Vemuri Saradamba (1881–1899) was an Indian child prodigy of the 19th century. She was a poet, musician, veena player, and performer. In a short span of 19 years of her life, as a teenage girl, she exemplified herself as votary of woman development in a society, where it was undesirable to give even a basic education to a girl child and teaching fine arts like music, dance was considered a cardinal sin by high caste families.

== Life and education ==
Saradamba was born in a Telugu Brahmin family to Mahakavi Dasu Sriramulu (1846–1908), who was a social reformer, multifaceted genius, scholar and Janakamma as an only daughter after six sons. She was born at Alluru Agraharam, a village (Mudinepalli mandalam), Krishna District of Andhra Pradesh, India. She inherited the talent of writing poetry and love of music from her father.
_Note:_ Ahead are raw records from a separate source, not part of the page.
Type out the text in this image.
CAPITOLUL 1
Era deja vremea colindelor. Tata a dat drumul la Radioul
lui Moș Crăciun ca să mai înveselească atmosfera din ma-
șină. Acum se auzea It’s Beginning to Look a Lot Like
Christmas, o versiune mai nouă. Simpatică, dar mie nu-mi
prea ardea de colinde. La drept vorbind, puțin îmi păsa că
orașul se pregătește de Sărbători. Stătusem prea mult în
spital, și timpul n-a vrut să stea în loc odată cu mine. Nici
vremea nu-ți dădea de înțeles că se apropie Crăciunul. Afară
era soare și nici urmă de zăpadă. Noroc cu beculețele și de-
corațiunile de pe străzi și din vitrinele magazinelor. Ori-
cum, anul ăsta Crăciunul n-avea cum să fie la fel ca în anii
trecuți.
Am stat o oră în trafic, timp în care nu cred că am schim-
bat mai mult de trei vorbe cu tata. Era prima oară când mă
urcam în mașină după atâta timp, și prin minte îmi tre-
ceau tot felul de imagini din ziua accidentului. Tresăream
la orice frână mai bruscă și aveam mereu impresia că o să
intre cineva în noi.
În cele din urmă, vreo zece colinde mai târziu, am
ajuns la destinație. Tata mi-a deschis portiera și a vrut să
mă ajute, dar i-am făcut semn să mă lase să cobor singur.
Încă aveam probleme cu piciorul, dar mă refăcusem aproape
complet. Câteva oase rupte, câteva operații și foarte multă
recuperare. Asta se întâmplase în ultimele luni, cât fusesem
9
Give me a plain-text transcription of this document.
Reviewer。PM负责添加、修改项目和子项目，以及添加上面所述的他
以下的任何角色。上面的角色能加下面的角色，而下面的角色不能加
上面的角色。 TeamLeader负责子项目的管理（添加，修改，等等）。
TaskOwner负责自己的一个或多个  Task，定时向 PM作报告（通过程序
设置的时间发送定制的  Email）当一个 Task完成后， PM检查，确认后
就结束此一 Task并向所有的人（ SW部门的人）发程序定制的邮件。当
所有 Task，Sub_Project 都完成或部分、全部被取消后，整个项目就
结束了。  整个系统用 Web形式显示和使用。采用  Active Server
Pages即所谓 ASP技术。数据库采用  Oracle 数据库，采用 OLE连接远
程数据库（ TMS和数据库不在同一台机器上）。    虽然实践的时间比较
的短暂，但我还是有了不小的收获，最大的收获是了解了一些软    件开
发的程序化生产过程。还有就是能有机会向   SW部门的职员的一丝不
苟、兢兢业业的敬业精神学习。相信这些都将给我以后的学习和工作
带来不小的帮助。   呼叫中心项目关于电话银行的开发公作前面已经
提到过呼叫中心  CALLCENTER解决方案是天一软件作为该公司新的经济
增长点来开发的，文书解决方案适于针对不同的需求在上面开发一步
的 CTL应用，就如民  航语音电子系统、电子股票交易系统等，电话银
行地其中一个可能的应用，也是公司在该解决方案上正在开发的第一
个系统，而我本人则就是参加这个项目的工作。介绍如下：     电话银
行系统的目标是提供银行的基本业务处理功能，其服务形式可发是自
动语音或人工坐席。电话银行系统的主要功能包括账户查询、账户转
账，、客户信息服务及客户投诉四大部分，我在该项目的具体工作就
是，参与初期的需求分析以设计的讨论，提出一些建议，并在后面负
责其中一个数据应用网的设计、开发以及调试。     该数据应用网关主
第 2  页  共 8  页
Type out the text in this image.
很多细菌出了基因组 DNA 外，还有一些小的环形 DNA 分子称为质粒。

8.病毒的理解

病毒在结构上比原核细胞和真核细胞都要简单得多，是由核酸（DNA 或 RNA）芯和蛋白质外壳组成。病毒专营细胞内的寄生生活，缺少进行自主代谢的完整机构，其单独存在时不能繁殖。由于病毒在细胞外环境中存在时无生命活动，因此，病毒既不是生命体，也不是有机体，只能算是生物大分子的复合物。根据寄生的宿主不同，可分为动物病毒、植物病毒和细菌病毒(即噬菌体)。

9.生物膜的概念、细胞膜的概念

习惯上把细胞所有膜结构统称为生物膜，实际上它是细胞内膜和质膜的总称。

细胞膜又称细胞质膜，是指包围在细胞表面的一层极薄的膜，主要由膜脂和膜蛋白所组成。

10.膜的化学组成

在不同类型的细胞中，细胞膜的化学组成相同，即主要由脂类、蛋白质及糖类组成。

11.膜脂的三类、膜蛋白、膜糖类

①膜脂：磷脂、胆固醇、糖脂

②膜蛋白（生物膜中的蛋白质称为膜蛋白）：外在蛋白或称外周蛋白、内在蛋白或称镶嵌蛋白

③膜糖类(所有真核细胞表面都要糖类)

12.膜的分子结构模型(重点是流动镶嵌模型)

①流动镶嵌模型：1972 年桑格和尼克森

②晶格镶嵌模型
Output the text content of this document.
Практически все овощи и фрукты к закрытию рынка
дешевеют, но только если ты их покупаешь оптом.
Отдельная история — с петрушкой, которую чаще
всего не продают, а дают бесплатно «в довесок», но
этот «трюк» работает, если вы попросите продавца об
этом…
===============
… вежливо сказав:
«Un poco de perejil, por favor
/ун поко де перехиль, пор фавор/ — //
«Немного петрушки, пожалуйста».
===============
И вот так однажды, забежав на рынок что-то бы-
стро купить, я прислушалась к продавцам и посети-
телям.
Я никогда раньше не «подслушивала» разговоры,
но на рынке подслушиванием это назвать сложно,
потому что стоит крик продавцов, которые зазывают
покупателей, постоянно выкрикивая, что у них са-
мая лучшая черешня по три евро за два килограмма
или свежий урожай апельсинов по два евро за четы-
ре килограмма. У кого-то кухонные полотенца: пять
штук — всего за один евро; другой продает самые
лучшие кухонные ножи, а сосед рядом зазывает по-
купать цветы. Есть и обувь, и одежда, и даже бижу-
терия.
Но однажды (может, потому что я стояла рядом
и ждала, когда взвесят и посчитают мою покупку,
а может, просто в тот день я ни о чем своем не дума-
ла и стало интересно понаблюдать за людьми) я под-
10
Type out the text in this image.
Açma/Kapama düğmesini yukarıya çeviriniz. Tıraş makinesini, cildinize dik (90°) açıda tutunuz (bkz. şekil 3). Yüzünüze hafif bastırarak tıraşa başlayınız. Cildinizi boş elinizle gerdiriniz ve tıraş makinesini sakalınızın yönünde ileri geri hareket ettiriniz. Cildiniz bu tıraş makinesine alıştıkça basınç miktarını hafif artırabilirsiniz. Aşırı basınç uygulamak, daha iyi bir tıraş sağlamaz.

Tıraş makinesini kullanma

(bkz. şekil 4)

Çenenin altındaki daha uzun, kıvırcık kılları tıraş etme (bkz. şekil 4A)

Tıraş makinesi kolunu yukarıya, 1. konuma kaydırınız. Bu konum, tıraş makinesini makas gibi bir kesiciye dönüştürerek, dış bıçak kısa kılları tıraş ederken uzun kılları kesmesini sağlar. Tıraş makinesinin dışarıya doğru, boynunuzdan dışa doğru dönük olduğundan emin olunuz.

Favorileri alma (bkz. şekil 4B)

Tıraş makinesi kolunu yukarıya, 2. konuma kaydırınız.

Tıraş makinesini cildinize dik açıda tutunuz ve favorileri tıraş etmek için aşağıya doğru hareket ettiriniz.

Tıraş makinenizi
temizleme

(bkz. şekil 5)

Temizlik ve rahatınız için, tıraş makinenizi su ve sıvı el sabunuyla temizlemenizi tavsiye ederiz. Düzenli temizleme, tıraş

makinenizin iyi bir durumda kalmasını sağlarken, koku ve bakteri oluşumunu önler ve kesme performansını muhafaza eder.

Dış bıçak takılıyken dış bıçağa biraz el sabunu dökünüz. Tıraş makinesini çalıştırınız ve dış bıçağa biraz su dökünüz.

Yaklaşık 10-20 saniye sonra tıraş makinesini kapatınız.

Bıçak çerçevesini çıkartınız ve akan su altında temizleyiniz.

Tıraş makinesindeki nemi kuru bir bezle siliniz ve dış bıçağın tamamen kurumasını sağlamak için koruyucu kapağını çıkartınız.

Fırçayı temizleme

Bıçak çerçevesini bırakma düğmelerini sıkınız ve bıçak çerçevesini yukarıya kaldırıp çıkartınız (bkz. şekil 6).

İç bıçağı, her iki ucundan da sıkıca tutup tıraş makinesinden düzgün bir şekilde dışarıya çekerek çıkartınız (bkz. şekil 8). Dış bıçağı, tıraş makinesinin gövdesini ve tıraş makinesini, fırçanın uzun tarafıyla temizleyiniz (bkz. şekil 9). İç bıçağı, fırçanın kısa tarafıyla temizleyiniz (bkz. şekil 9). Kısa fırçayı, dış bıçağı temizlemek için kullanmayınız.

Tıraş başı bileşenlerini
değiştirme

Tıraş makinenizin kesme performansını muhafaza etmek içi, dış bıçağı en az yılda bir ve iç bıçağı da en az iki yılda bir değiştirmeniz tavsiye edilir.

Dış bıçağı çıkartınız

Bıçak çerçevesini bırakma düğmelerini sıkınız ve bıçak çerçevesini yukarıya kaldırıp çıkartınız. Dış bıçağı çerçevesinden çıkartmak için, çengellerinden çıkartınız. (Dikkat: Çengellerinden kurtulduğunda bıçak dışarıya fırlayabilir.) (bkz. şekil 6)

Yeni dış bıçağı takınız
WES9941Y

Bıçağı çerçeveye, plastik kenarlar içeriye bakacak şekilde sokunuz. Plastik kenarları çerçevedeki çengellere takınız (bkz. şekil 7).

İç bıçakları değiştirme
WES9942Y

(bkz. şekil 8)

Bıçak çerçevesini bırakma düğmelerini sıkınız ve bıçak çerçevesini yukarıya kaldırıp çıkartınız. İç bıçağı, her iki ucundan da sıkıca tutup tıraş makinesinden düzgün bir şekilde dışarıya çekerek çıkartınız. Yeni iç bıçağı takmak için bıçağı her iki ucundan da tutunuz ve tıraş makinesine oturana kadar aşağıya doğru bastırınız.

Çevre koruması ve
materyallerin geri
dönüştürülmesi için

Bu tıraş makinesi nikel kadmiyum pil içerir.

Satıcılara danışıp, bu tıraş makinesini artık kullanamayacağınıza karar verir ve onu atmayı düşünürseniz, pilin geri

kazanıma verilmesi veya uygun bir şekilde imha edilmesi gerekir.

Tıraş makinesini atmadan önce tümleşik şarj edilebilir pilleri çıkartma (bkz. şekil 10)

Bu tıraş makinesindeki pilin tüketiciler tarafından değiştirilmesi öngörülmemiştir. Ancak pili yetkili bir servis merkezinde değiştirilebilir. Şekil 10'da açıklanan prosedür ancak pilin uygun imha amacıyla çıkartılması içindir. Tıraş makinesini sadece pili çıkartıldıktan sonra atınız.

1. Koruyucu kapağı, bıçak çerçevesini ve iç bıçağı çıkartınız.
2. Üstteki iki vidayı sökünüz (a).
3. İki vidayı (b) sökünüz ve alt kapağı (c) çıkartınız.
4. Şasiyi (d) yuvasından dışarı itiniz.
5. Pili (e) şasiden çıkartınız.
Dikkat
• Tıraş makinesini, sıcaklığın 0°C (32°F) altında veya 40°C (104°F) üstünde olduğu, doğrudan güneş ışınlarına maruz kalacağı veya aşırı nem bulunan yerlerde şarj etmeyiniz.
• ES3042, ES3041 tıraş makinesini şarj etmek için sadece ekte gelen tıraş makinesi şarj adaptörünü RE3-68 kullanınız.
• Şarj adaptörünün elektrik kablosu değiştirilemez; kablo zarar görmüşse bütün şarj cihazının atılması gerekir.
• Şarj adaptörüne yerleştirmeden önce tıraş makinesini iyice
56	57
Recognising her talent and thirst for knowledge, Sriramulu taught her Sanskrit and music from an early age, against the criticism and condemnation of society. She became an expert veena player in a short time and she gave public concerts in far places. She married Vemuri Ramachandra Rao in 1888 had a daughter Durgamba and a son Parthasarathy. She received no encouragement or support from her husband or in-laws as they had no taste of fine arts.

== Music and literature ==
As a child, Saradamba had an unquenchable thirst for music and literature. At the age of six, she was able to sing melodiously and began writing verses in her 11th year. She was recognized as a poet of the verse “Nagnajiti Parinayam”, the story of the divine wedding of Nagnajiti with Lord Krishna. Scholars acclaimed her work as prabhandham and her style was as engaging as the great 15th-century poet ‘Molla’. After her marriage, despite these impediments she managed to continue her writings. She wrote many articles and poems, on women's discrimination, suppression, and problems of her time which were published in the journals “Jnaana Patrika”, and “Jnaanodaya Patrika”. She dedicated her poetry to the glory of God. She wrote a work of 100 verses, “Madhava Satakamu” depicting the pitiable state of women praying Lord Krishna to give good sense to people to educate their women folk for their welfare.

She died at the age of 19 after the delivery of her son on 26 December 1899.